Take the VanEck Semiconductor ETF (SMH) , for example. Two of that ETF's largest components are Nvidia (NVDA) and Advanced Micro Devices (AMD) , and both stocks have performed beautifully since November. As long as stocks like AMD and NVDA continue to work higher and bids remain in place during shallow dips, traders will continue to seek refuge and shelter in ETFs like SMH.
But what happens when investors and money managers realize that the pool of strong stocks is drying up? My guess is there will be a flood of folks looking for the exit at the first sign of weakening chip demand or slowdown at a single leading semiconductor company.
Simply put, narrowing markets, be they sector or breadth based, tend to make investors nervous. Timing the eventual break is bloody difficult, but any close beneath a 10-day EMA would be cause for concern, while a break of the 21-day EMA would have me abandoning ship (provided the rest of the market remained as unbalanced as it currently is).
And how about bonds?
It wasn't so long ago that rising rates were the problem. But as we saw Thursday, the SPDR S&P 500 Trust (SPY) topped out around 11:15 a.m. ET, and the iShares Barclays 20+ Year Treasury Bond ETF (TLT) put in a low about the same time.
Remember that bearish reversal on TLT on March 13? Don't look now, but that reversal has turned into a bull flag that could send this bond proxy through resistance around $109.50 to $110.
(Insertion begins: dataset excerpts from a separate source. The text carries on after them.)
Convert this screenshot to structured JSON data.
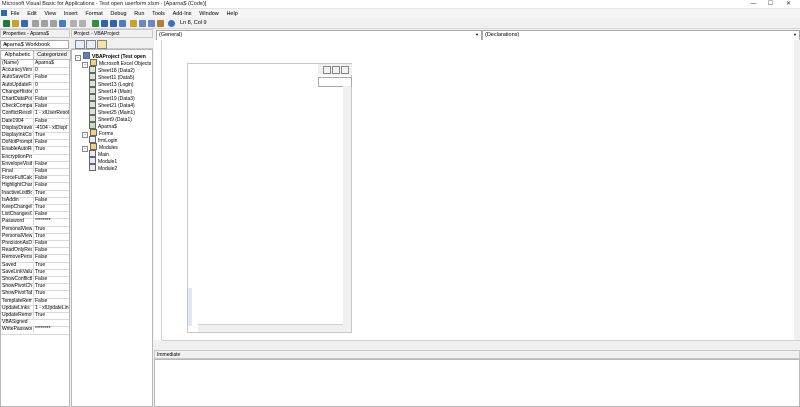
{
  "window": {
    "title": "Microsoft Visual Basic for Applications - Test open userform.xlsm - [Aparna$ (Code)]",
    "controls": [
      "—",
      "☐",
      "✕"
    ]
  },
  "menu": [
    "File",
    "Edit",
    "View",
    "Insert",
    "Format",
    "Debug",
    "Run",
    "Tools",
    "Add-Ins",
    "Window",
    "Help"
  ],
  "toolbar": {
    "position": "Ln 8, Col 9"
  },
  "properties": {
    "title": "Properties - Aparna$",
    "object": "Aparna$ Workbook",
    "tabs": [
      "Alphabetic",
      "Categorized"
    ],
    "rows": [
      {
        "name": "(Name)",
        "value": "Aparna$"
      },
      {
        "name": "AccuracyVersion",
        "value": "0"
      },
      {
        "name": "AutoSaveOn",
        "value": "False"
      },
      {
        "name": "AutoUpdateFreq",
        "value": "0"
      },
      {
        "name": "ChangeHistoryDu",
        "value": "0"
      },
      {
        "name": "ChartDataPointTr",
        "value": "False"
      },
      {
        "name": "CheckCompatibility",
        "value": "False"
      },
      {
        "name": "ConflictResolution",
        "value": "1 - xlUserResol"
      },
      {
        "name": "Date1904",
        "value": "False"
      },
      {
        "name": "DisplayDrawingO",
        "value": "-4104 - xlDispl"
      },
      {
        "name": "DisplayInkComm",
        "value": "True"
      },
      {
        "name": "DoNotPromptFor",
        "value": "False"
      },
      {
        "name": "EnableAutoRecov",
        "value": "True"
      },
      {
        "name": "EncryptionProvi",
        "value": ""
      },
      {
        "name": "EnvelopeVisible",
        "value": "False"
      },
      {
        "name": "Final",
        "value": "False"
      },
      {
        "name": "ForceFullCalculat",
        "value": "False"
      },
      {
        "name": "HighlightChange",
        "value": "False"
      },
      {
        "name": "InactiveListBord",
        "value": "True"
      },
      {
        "name": "IsAddin",
        "value": "False"
      },
      {
        "name": "KeepChangeHist",
        "value": "True"
      },
      {
        "name": "ListChangesOnN",
        "value": "False"
      },
      {
        "name": "Password",
        "value": "********"
      },
      {
        "name": "PersonalViewList",
        "value": "True"
      },
      {
        "name": "PersonalViewPrin",
        "value": "True"
      },
      {
        "name": "PrecisionAsDispl",
        "value": "False"
      },
      {
        "name": "ReadOnlyRecomm",
        "value": "False"
      },
      {
        "name": "RemovePersonal",
        "value": "False"
      },
      {
        "name": "Saved",
        "value": "True"
      },
      {
        "name": "SaveLinkValues",
        "value": "True"
      },
      {
        "name": "ShowConflictHist",
        "value": "False"
      },
      {
        "name": "ShowPivotChart",
        "value": "True"
      },
      {
        "name": "ShowPivotTable",
        "value": "True"
      },
      {
        "name": "TemplateRemove",
        "value": "False"
      },
      {
        "name": "UpdateLinks",
        "value": "1 - xlUpdateLin"
      },
      {
        "name": "UpdateRemoteRef",
        "value": "True"
      },
      {
        "name": "VBASigned",
        "value": ""
      },
      {
        "name": "WritePassword",
        "value": "********"
      }
    ]
  },
  "project": {
    "title": "Project - VBAProject",
    "tree": [
      {
        "label": "VBAProject (Test open",
        "level": 0,
        "toggle": "−",
        "icon": "project-icon"
      },
      {
        "label": "Microsoft Excel Objects",
        "level": 1,
        "toggle": "−",
        "icon": "folder-icon"
      },
      {
        "label": "Sheet18 (Data2)",
        "level": 2,
        "icon": "sheet-icon"
      },
      {
        "label": "Sheet11 (Data5)",
        "level": 2,
        "icon": "sheet-icon"
      },
      {
        "label": "Sheet13 (Login)",
        "level": 2,
        "icon": "sheet-icon"
      },
      {
        "label": "Sheet14 (Main)",
        "level": 2,
        "icon": "sheet-icon"
      },
      {
        "label": "Sheet19 (Data3)",
        "level": 2,
        "icon": "sheet-icon"
      },
      {
        "label": "Sheet21 (Data4)",
        "level": 2,
        "icon": "sheet-icon"
      },
      {
        "label": "Sheet25 (Main1)",
        "level": 2,
        "icon": "sheet-icon"
      },
      {
        "label": "Sheet9 (Data1)",
        "level": 2,
        "icon": "sheet-icon"
      },
      {
        "label": "Aparna$",
        "level": 2,
        "icon": "workbook-icon"
      },
      {
        "label": "Forms",
        "level": 1,
        "toggle": "−",
        "icon": "folder-icon"
      },
      {
        "label": "frmLogin",
        "level": 2,
        "icon": "form-icon"
      },
      {
        "label": "Modules",
        "level": 1,
        "toggle": "−",
        "icon": "folder-icon"
      },
      {
        "label": "Main",
        "level": 2,
        "icon": "module-icon"
      },
      {
        "label": "Module1",
        "level": 2,
        "icon": "module-icon"
      },
      {
        "label": "Module2",
        "level": 2,
        "icon": "module-icon"
      }
    ]
  },
  "code": {
    "object_combo": "(General)",
    "proc_combo": "(Declarations)"
  },
  "immediate": {
    "title": "Immediate"
  }
}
Doug Kass likes to say that this is an ideal market for unemotional and opportunistic traders but not for the buy-and-hold crowd. And he is dead-on accurate! This has been and continues to be a tortuous market to analyze.
While technology continues to be a place for active traders to seek shelter from the banking storm, I don't expect anyone to trust this market until the price action in the small-caps improves. And as you already know, small-caps, as represented by the iShares Russell 2000 Index ETF (IWM) , are likely dead money until the regional banks find something to rally on.
While the regional banks control the IWM's price action, my primary point of interest Friday is how the IWM behaves upon testing or breaking beneath Thursday's intraday low.